Accolto dal presidente del Veneto Luca Zaia ha deposto una corona di fiori al cimitero monumentale e ha ricordato che non basta limitarsi al cordoglio, ma "la Repubblica è, in qualche modo, responsabile di quanto avviene sul suo territorio e quindi ha motivo di scusarsi con chi ha sofferto le conseguenze di disastri di questo genere".
Poi, il capo dello Stato ha sorvolato in elicottero Belluno e le zone colpite dalla tempesta Vaia a fine ottobre e ha incontrato 200 sindaci delle valli e ha parlato degli effetti pesanti che i cambiamenti climatici stanno avendo anche sul nostro Paese, sollecitando misure concordate a livello globale.

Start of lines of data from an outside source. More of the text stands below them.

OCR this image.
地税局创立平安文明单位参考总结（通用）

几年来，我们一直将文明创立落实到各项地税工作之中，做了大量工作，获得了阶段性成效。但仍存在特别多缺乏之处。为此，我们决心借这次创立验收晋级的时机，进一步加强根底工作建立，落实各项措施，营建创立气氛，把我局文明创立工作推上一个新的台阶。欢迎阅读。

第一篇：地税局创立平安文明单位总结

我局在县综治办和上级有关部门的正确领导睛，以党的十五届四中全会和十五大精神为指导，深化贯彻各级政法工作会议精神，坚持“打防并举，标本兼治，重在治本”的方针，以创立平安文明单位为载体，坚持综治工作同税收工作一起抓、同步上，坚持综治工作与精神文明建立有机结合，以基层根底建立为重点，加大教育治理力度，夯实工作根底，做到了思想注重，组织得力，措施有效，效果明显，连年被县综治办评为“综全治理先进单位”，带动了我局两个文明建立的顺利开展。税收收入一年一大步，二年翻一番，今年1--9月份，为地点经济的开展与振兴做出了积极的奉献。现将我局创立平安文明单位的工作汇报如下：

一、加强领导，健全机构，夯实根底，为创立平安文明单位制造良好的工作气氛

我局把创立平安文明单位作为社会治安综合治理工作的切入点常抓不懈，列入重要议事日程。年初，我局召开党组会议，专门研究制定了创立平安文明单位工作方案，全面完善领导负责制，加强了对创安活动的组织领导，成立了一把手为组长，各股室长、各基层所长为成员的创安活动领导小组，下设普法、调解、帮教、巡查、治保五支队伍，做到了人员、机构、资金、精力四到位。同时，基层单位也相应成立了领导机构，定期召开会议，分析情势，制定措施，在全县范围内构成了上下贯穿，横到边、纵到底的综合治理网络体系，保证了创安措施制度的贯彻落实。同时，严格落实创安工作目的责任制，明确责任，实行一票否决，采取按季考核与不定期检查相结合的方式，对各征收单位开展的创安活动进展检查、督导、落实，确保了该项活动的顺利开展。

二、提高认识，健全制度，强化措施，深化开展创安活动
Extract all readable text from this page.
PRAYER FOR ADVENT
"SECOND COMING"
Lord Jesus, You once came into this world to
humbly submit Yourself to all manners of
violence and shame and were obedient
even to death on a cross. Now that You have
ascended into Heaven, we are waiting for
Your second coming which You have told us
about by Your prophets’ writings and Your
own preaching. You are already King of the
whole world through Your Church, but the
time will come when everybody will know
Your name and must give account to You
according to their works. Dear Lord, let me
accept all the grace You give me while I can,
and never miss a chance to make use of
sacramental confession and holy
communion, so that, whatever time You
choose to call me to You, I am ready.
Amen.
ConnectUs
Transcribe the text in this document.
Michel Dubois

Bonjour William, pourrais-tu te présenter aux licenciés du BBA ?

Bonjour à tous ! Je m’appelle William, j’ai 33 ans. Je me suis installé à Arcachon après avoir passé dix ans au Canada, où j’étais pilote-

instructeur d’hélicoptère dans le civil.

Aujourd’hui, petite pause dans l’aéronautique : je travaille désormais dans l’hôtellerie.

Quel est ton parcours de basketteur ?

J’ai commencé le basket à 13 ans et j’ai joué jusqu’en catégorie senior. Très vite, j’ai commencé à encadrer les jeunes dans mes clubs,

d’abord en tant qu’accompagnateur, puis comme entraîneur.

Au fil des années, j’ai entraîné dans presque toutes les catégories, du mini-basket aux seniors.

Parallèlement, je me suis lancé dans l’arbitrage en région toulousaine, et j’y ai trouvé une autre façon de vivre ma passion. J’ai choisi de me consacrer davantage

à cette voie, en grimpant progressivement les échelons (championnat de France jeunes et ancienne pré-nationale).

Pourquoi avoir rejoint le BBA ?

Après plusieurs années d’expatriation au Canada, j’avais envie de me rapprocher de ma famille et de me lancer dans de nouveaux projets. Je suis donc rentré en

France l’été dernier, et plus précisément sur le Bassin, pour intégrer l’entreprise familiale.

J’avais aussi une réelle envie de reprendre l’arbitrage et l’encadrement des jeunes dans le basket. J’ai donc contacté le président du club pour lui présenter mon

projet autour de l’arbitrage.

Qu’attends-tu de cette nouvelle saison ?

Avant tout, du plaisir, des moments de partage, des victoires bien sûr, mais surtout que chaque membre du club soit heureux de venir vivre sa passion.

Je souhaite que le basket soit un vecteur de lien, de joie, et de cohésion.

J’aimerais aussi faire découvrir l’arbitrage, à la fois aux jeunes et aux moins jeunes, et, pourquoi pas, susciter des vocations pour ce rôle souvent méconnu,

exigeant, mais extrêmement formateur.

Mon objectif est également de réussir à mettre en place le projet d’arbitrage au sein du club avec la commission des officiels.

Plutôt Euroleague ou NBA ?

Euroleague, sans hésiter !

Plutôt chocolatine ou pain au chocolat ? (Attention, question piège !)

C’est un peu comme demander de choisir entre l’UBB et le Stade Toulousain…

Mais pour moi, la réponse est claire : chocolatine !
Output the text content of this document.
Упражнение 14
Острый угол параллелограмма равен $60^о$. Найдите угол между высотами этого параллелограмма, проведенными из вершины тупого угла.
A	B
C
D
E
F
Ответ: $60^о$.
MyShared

"Deve essere chiaro che il rapporto con la natura è fatto di rispetto degli equilibri dell'ecosistema, pur se l'umanità ha dimostrato una costante propensione a misurarsi quotidianamente con i limiti conosciuti".
Mattarella ha quindi raccomandato di coltivare insieme innovazione e sapienza antica: "Devono andare di pari passo due atteggiamenti.
Anzitutto la costruzione di una attenta regia e di solidarietà internazionali, per affrontare quei comportamenti che contribuiscono a cambiamenti climatici dalle gravi conseguenze.
Gli sforzi compiuti nelle diverse conferenze internazionali, che si sono succedute, hanno sin qui conseguito risultati significativi ma parziali e ancora insufficienti.
Siamo sull'orlo di una crisi climatica globale, per scongiurare la quale occorrono misure concordate a livello globale.
E' il senso della sollecitazione pubblicamente sottoscritta, nell'autunno scorso, da alcuni capi di Stato europei.
In secondo luogo, sul terreno delle concrete pratiche da parte delle istituzioni locali e nazionali, vanno respinte decisamente tentazioni dirette a riproporre soluzioni già ampiamente sperimentate in passato con esito negativo, talvolta premessa per futuri disastri".